Carly Kenselaar: Okay. Great. That’s really helpful. And then we just also had one question on SOLOIST. We were wondering if the data looked essentially the same when you looked at the group that started sota while they were still in the hospital versus patients who started sota within three days of discharge. Curious if you presented that analysis.
Craig Granowitz: Yes. So Carly, I’ll answer that one as well. I think we shared at the last earnings call and Dr. Pitt shared at the American Heart Association, it’s a terrific question. And what you see is that there was no difference in the primary endpoint between those two groups of patients. So whether you start the patient before they leave the hospital or on the day, they leave the hospital, which is about half or 600 of those patients or you start the patients within three days after leaving the hospital, the primary endpoint of cardiovascular death, emergency unscheduled hospital readmission or emergency room visit are the same. The group that we showed the 30- and 90-day 50% reduction in readmission is, again are the patients coming back to the hospital?
So by definition, that is patients that have not yet left the hospital and are coming back to the hospital. And I think you asked the right question because what we’ve shown is that overall, those patients are the same, whether in the primary end point, whether they are leaving the hospital or have left the hospital but you’re still looking at a 50% reduction in the hard clinical endpoint of hospital readmission by 30 days.
Carly Kenselaar: Okay, perfect. Thanks for taking our questions.
Lonnel Coats: You bet.
Operator: The next question is from Joseph Stringer with Needham & Company. Please go ahead.

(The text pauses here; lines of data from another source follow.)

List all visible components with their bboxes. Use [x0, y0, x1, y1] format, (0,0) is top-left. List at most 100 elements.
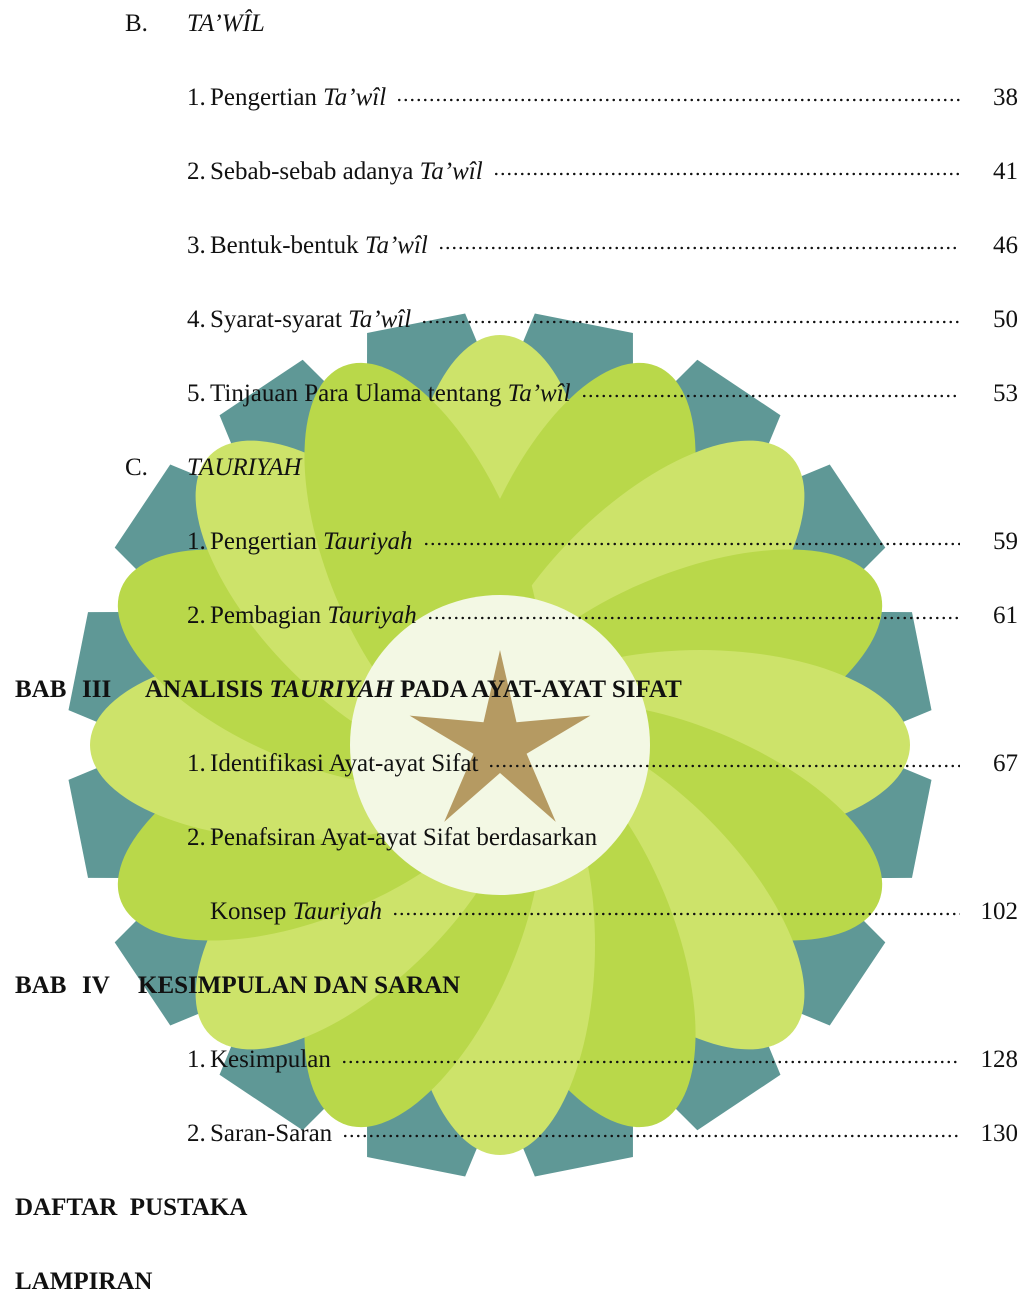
text-part: Ta’wîl	[365, 232, 428, 260]
dot-leader	[342, 1133, 960, 1139]
toc-entry: 1.Pengertian Tauriyah 59	[0, 528, 1024, 568]
text-part: Bentuk-bentuk	[210, 232, 365, 260]
chapter-number: IV	[82, 972, 110, 1000]
page-number: 59	[993, 528, 1018, 556]
toc-entry: C. TAURIYAH	[0, 454, 1024, 494]
page-number: 46	[993, 232, 1018, 260]
dot-leader	[493, 171, 960, 177]
entry-text: Pengertian Ta’wîl	[210, 84, 966, 112]
text-part: PADA AYAT-AYAT SIFAT	[394, 676, 682, 704]
page-number: 130	[981, 1120, 1019, 1148]
entry-text: Tinjauan Para Ulama tentang Ta’wîl	[210, 380, 966, 408]
dot-leader	[581, 393, 960, 399]
text-part: LAMPIRAN	[15, 1268, 153, 1296]
chapter-label: BAB	[15, 972, 66, 1000]
chapter-number: III	[82, 676, 111, 704]
entry-number: 1.	[187, 84, 206, 112]
entry-text: KESIMPULAN DAN SARAN	[138, 972, 460, 1000]
dot-leader	[341, 1059, 960, 1065]
text-part: Kesimpulan	[210, 1046, 331, 1074]
dot-leader	[427, 615, 960, 621]
toc-entry: 2.Sebab-sebab adanya Ta’wîl 41	[0, 158, 1024, 198]
entry-text: Kesimpulan	[210, 1046, 966, 1074]
toc-entry: 4.Syarat-syarat Ta’wîl 50	[0, 306, 1024, 346]
text-part: Syarat-syarat	[210, 306, 348, 334]
entry-number: 2.	[187, 1120, 206, 1148]
chapter-label: BAB	[15, 676, 66, 704]
text-part: KESIMPULAN DAN SARAN	[138, 972, 460, 1000]
toc-entry: 2.Penafsiran Ayat-ayat Sifat berdasarkan	[0, 824, 1024, 864]
entry-text: Bentuk-bentuk Ta’wîl	[210, 232, 966, 260]
page-number: 102	[981, 898, 1019, 926]
entry-text: TA’WÎL	[187, 10, 265, 38]
dot-leader	[423, 541, 960, 547]
toc-entry: BAB IV KESIMPULAN DAN SARAN	[0, 972, 1024, 1012]
text-part: TA’WÎL	[187, 10, 265, 38]
entry-text: Konsep Tauriyah	[210, 898, 966, 926]
toc-entry: 2.Saran-Saran 130	[0, 1120, 1024, 1160]
text-part: Sebab-sebab adanya	[210, 158, 420, 186]
entry-number: 1.	[187, 750, 206, 778]
page-number: 61	[993, 602, 1018, 630]
text-part: TAURIYAH	[187, 454, 301, 482]
entry-number: B.	[125, 10, 148, 38]
dot-leader	[392, 911, 960, 917]
dot-leader	[421, 319, 960, 325]
page-number: 50	[993, 306, 1018, 334]
entry-number: 1.	[187, 528, 206, 556]
entry-number: 4.	[187, 306, 206, 334]
text-part: Tinjauan Para Ulama tentang	[210, 380, 508, 408]
entry-number: 2.	[187, 158, 206, 186]
text-part: Identifikasi Ayat-ayat Sifat	[210, 750, 478, 778]
text-part: Pengertian	[210, 84, 323, 112]
entry-text: Penafsiran Ayat-ayat Sifat berdasarkan	[210, 824, 597, 852]
toc-entry: B. TA’WÎL	[0, 10, 1024, 50]
dot-leader	[438, 245, 960, 251]
text-part: Ta’wîl	[348, 306, 411, 334]
entry-text: Identifikasi Ayat-ayat Sifat	[210, 750, 966, 778]
entry-text: Sebab-sebab adanya Ta’wîl	[210, 158, 966, 186]
text-part: Pembagian	[210, 602, 327, 630]
text-part: ANALISIS	[145, 676, 269, 704]
entry-text: ANALISIS TAURIYAH PADA AYAT-AYAT SIFAT	[145, 676, 682, 704]
text-part: Konsep	[210, 898, 293, 926]
text-part: Ta’wîl	[323, 84, 386, 112]
text-part: Penafsiran Ayat-ayat Sifat berdasarkan	[210, 824, 597, 852]
toc-entry: 3.Bentuk-bentuk Ta’wîl 46	[0, 232, 1024, 272]
page-number: 38	[993, 84, 1018, 112]
dot-leader	[396, 97, 960, 103]
page-number: 128	[981, 1046, 1019, 1074]
toc-entry: 1.Kesimpulan 128	[0, 1046, 1024, 1086]
toc-entry: 1.Pengertian Ta’wîl 38	[0, 84, 1024, 124]
entry-text: DAFTAR PUSTAKA	[15, 1194, 247, 1222]
entry-text: Syarat-syarat Ta’wîl	[210, 306, 966, 334]
toc-entry: 1.Identifikasi Ayat-ayat Sifat 67	[0, 750, 1024, 790]
toc-entry: BAB III ANALISIS TAURIYAH PADA AYAT-AYAT S…	[0, 676, 1024, 716]
text-part: Pengertian	[210, 528, 323, 556]
dot-leader	[488, 763, 960, 769]
entry-text: TAURIYAH	[187, 454, 301, 482]
toc-entry: Konsep Tauriyah 102	[0, 898, 1024, 938]
text-part: Tauriyah	[327, 602, 416, 630]
entry-number: 3.	[187, 232, 206, 260]
text-part: Ta’wîl	[508, 380, 571, 408]
toc-entry: LAMPIRAN	[0, 1268, 1024, 1308]
entry-number: C.	[125, 454, 148, 482]
toc-entry: 2.Pembagian Tauriyah 61	[0, 602, 1024, 642]
toc-entry: DAFTAR PUSTAKA	[0, 1194, 1024, 1234]
page: B.TA’WÎL1.Pengertian Ta’wîl382.Sebab-seb…	[0, 0, 1024, 1293]
entry-number: 2.	[187, 602, 206, 630]
entry-text: Saran-Saran	[210, 1120, 966, 1148]
page-number: 67	[993, 750, 1018, 778]
page-number: 41	[993, 158, 1018, 186]
entry-number: 5.	[187, 380, 206, 408]
entry-text: Pengertian Tauriyah	[210, 528, 966, 556]
text-part: Ta’wîl	[420, 158, 483, 186]
text-part: TAURIYAH	[269, 676, 394, 704]
text-part: Saran-Saran	[210, 1120, 332, 1148]
entry-text: LAMPIRAN	[15, 1268, 153, 1296]
entry-number: 1.	[187, 1046, 206, 1074]
entry-text: Pembagian Tauriyah	[210, 602, 966, 630]
text-part: Tauriyah	[323, 528, 412, 556]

Joseph Stringer: Hi, thanks for taking our questions. First one is on sota and HF. Just wondering if you could confirm that there were no additional requests for data from FDA sort of in and around the late cycle review meeting. And then the second one is on 9211. You mentioned you’re in partnership discussion, but a lot will depend on your upcoming meeting with the FDA. So I guess, does this mean that you are in a position to initiate additional clinical trials of 9211 and potentially a Phase 3 program post interaction with FDA and without a partnership? And then I think in some of the prepared remarks, you mentioned that you’re doing some work to optimize the proper dosing regimens. Can you just characterize what type of work that is? Is it modeling or otherwise? Thanks for taking our questions.
Lonnel Coats: Yes. Joe, I’m going to try my best to remember all your questions, but I appreciate all three. The first one, in terms of the additional data, when you get past a late-cycle review meeting, your past life cycle review meeting. So in terms of additional data, no, there’s not been any request for additional data from the FDA. We’re at the stage now where we should be entering into label negotiations and discussions. So we’re late in the process, that’s what I would say. As for LX9211 and moving into Phase 3. We wouldn’t want to do that until we have our FDA meeting, which we’ve requested. And as we know more about that, we’ll certainly keep everybody informed of that. I would just characterize overall partnership conversations as good overall conversations, good progress with parties.